Reading as Escapism: Charles Willeford’s Hoke Moseley Novels

On day two of an almost complete lockdown, with nothing to do and nowhere to go apart from my NHS job, I’m feeling a need to write about literary escapism. My local library shut down indefinitely last Saturday, and although I’ve managed to get a stash of books that’ll last me a few weeks, I’m already missing my trips to pick up new ones. It’s all temporary, of course, and all for a good cause, but I’m probably not the only one for whom life feels rather odd and claustrophobic at the moment.

Enter reading as escapism. I’m hardly the first to come up with this idea and in the current circumstances I need books more than ever before. Even in the darkest of times books have the power to transport me away from my home into other worlds and help me to put my mind at rest. While I’m normally a lover of the macabre, I feel like the news is more terrifying than any horror novel at the moment, and I’m gravitating towards more cheerful reads. It’s a source of joy to discover that, despite my confined state, it’s still possible to discover new authors and enjoy their work.

I stumbled across Charles Willeford in the library, before it shut down (of course I stumbled across his books, not the man himself, which is probably a good thing, as he died before I was born). Admired by Elmore Leonard and Quentin Tarantino, Willeford is a wonderful if somewhat critically neglected author, mainly of hardboiled detective novels. I’m currently tearing through his Hoke Moseley series, and trying to pace myself, but I’m finding it hard not to savour his books in one sitting. A bit like inhaling an entire chocolate cake in one go. You know you shouldn’t, but you just can’t help yourself.

The Hoke Moseley novels are set in Miami. Moseley lives with his teenage daughters, fellow cop Ellita, and Ellita’s son Pepe (who, confusingly, is not Moseley’s son). As detectives are wont to do, he tries to solve cases while fighting off mosquitoes, annoying colleagues, and assaults on his life. To a certain extent we’re in familiar territory here, and I’m liking it.

What sets Willeford apart from the competition is his attention to sensory detail. The way he describes heat and sunshine alone cheers me up while I’m curled up under a blanket in perpetually chilly England. Willeford was also clearly a lover of food, as every meal is described in detail, a stylistic choice I have a soft spot for. Although some of the dishes Moseley encounters are decidedly dodgy: candied sweet potatoes with marshmallows, anyone?

Moseley himself is no Marlowe or Spade. He’s a typical anti-hero who struggles to stick to his diet, wears dentures, and wets himself in one of the first chapters of Sideswipe. His colleagues are hardly less realistic and all the more down to earth. While Willeford’s writing lacks the grittiness of someone like James Ellroy, the utter lack of glamour and dark humour only shine more brighter as a result.

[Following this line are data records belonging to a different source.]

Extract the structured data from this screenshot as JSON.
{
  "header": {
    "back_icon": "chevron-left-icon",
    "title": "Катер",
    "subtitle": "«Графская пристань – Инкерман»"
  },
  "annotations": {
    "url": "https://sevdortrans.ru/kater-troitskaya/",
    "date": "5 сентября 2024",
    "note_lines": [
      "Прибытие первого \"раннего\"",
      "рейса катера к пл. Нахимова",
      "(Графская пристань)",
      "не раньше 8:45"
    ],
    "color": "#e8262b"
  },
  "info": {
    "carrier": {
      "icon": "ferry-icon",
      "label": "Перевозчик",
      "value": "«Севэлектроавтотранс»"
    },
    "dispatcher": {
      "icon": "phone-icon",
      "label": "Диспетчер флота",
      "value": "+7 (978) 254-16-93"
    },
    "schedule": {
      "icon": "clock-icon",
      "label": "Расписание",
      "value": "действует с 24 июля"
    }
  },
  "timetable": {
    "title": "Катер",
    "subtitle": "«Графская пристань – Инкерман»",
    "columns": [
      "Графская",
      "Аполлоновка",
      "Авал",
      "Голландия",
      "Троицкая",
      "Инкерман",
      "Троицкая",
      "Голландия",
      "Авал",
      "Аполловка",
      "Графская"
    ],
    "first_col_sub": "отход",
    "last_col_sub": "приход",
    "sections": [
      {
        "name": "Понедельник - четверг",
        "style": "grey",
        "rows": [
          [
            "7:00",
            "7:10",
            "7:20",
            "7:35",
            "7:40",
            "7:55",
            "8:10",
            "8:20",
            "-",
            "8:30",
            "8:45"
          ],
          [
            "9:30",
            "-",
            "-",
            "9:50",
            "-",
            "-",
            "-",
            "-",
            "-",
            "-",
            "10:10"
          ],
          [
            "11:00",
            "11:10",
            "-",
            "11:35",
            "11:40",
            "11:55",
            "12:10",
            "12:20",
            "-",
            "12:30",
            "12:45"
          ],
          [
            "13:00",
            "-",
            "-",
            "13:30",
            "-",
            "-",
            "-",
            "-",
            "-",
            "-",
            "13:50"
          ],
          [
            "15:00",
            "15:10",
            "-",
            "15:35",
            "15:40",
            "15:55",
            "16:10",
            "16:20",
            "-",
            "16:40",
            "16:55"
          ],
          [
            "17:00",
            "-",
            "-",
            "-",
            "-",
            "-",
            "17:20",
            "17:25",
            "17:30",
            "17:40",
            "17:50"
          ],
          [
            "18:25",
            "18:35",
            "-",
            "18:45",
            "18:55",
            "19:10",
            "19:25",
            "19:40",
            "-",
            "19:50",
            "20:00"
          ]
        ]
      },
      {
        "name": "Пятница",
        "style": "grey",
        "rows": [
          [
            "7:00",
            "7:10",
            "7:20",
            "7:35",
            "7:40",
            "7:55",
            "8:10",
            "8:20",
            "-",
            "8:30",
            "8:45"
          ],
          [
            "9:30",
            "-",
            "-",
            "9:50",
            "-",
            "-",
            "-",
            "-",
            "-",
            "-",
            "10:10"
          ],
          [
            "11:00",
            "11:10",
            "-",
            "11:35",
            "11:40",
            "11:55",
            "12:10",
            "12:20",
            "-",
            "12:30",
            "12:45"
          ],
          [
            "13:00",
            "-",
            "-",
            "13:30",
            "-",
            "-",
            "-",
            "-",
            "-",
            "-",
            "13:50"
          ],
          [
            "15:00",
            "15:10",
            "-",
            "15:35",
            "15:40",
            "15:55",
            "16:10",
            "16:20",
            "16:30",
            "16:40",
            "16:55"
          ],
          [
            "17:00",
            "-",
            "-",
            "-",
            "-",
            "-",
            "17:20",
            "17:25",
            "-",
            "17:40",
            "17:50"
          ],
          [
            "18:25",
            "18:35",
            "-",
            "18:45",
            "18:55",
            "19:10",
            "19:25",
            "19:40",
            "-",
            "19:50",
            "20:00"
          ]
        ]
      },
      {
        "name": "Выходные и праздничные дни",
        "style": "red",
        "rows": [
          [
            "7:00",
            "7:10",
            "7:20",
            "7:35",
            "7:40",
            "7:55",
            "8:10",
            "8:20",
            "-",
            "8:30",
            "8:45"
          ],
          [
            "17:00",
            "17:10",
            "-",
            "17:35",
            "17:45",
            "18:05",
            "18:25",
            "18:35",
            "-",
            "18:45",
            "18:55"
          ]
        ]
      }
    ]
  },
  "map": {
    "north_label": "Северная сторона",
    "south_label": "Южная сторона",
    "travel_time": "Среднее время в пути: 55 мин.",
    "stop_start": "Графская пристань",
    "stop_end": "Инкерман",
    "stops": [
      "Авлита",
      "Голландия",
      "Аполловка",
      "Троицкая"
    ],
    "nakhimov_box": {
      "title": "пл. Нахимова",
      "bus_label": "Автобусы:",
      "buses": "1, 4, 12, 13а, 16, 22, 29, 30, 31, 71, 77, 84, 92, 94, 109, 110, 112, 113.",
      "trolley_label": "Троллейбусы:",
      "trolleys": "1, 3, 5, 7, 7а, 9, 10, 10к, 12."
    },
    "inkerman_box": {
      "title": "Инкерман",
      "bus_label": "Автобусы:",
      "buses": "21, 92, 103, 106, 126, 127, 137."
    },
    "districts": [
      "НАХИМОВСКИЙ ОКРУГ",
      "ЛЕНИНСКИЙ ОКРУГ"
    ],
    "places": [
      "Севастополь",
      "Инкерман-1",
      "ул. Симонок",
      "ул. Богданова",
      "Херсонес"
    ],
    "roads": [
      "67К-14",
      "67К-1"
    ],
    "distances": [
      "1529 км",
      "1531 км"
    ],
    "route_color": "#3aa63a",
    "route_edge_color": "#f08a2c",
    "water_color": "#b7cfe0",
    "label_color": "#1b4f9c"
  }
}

These books shouldn’t work but they do. The writing is often clunky and the characters politically incorrect (one of the reasons why it pays to separates the views of the author and the characters they create). The books are funny but not in a laugh out loud way. Miami is portrayed as a sexy city, but also as a dangerous and dirty place. I very much doubt whether Willeford has done much to stimulate tourism in the area but as someone who is partial to beauty spots gone to seed, I’m tempted to book a holiday. Once things go back to normal, of course.